Les marchés asiatiques repartent à la hausse malgré la fin de la série gagnante de Wall Street
Les marchés asiatiques repartent à la hausse malgré la fin de la série gagnante de Wall Street

Les principales places boursières d’Asie ont ouvert en légère hausse mardi, après un repli à Wall Street qui a mis fin à une impressionnante série de neuf séances consécutives dans le vert. Ce léger regain d’optimisme asiatique contraste avec les inquiétudes persistantes sur les marchés mondiaux, alimentées par la guerre commerciale entre les États-Unis et la Chine, la baisse des cours du pétrole et des signaux de ralentissement économique.

En Chine, malgré une chute historique de l’indice des services mesuré par le groupe financier Caixin — au plus bas niveau jamais enregistré hors période de pandémie — les marchés ont avancé à la réouverture après les congés de la « Golden Week ». L’indice composite de Shanghai a progressé de 0,7 % à 3 302,83 points, tandis que le Hang Seng de Hong Kong a gagné 0,4 % à 22 599,32. Le Taiex taïwanais et le S&P/ASX 200 australien ont chacun pris 0,2 %.

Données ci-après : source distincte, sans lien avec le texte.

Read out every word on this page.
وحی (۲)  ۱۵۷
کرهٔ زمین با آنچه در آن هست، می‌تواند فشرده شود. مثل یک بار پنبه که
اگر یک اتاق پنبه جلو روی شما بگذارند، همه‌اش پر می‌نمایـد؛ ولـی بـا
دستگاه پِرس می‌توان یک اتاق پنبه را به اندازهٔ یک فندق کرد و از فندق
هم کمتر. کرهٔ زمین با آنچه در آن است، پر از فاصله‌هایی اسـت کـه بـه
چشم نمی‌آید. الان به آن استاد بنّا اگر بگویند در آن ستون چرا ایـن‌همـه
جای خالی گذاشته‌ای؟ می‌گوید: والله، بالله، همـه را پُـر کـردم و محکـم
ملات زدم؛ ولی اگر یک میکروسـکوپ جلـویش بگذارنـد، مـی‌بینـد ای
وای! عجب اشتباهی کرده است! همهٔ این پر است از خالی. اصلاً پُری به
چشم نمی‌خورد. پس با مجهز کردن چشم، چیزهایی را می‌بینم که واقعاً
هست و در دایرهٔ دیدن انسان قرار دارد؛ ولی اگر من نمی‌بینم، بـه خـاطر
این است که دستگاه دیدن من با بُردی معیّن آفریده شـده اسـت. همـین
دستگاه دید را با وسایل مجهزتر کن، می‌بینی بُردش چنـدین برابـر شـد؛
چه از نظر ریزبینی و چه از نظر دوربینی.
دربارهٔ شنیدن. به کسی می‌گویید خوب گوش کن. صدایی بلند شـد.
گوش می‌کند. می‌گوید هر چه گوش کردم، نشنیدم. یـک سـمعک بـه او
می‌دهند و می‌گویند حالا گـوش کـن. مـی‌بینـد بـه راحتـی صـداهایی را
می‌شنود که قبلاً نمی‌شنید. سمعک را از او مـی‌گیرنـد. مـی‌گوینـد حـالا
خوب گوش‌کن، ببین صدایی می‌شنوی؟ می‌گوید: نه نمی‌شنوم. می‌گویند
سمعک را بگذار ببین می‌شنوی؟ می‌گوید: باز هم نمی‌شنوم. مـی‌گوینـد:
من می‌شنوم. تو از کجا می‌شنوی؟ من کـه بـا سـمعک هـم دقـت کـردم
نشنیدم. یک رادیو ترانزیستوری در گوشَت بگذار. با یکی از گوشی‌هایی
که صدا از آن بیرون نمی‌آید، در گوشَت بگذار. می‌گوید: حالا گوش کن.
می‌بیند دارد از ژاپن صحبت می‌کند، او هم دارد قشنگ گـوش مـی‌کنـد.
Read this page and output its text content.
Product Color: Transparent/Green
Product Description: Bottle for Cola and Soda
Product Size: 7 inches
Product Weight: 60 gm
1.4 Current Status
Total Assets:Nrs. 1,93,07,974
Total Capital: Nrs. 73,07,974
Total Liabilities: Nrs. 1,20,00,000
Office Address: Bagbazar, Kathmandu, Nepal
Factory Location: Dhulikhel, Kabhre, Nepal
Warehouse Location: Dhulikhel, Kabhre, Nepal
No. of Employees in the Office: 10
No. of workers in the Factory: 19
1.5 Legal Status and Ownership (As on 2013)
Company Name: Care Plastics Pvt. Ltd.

Cette résistance des marchés asiatiques intervient alors que la Chine continue de subir les conséquences des nouvelles hausses de droits de douane américains, atteignant 145 % sur certains produits. Cette escalade dans la guerre commerciale, intensifiée par le président Donald Trump, a provoqué une chute du commerce et des services logistiques. Selon le rapport de Caixin, l’optimisme des entreprises chinoises est tombé à son plus bas niveau depuis le lancement de l’enquête en 2012, entraînant de nouvelles suppressions d’emplois.

Pendant ce temps, les prix du pétrole, qui avaient atteint un plus bas en quatre ans, ont rebondi légèrement. Le baril de brut américain a repris 74 cents pour s’établir à 57,87 dollars, tandis que le Brent gagnait autant pour atteindre 60,97 dollars. Cette reprise intervient après l’annonce d’une augmentation de la production de 411 000 barils par jour dès le 1er juin par l’alliance OPEP+. Toutefois, la baisse prolongée des prix inquiète de nombreux producteurs qui peinent à rester rentables en dessous du seuil des 60 dollars.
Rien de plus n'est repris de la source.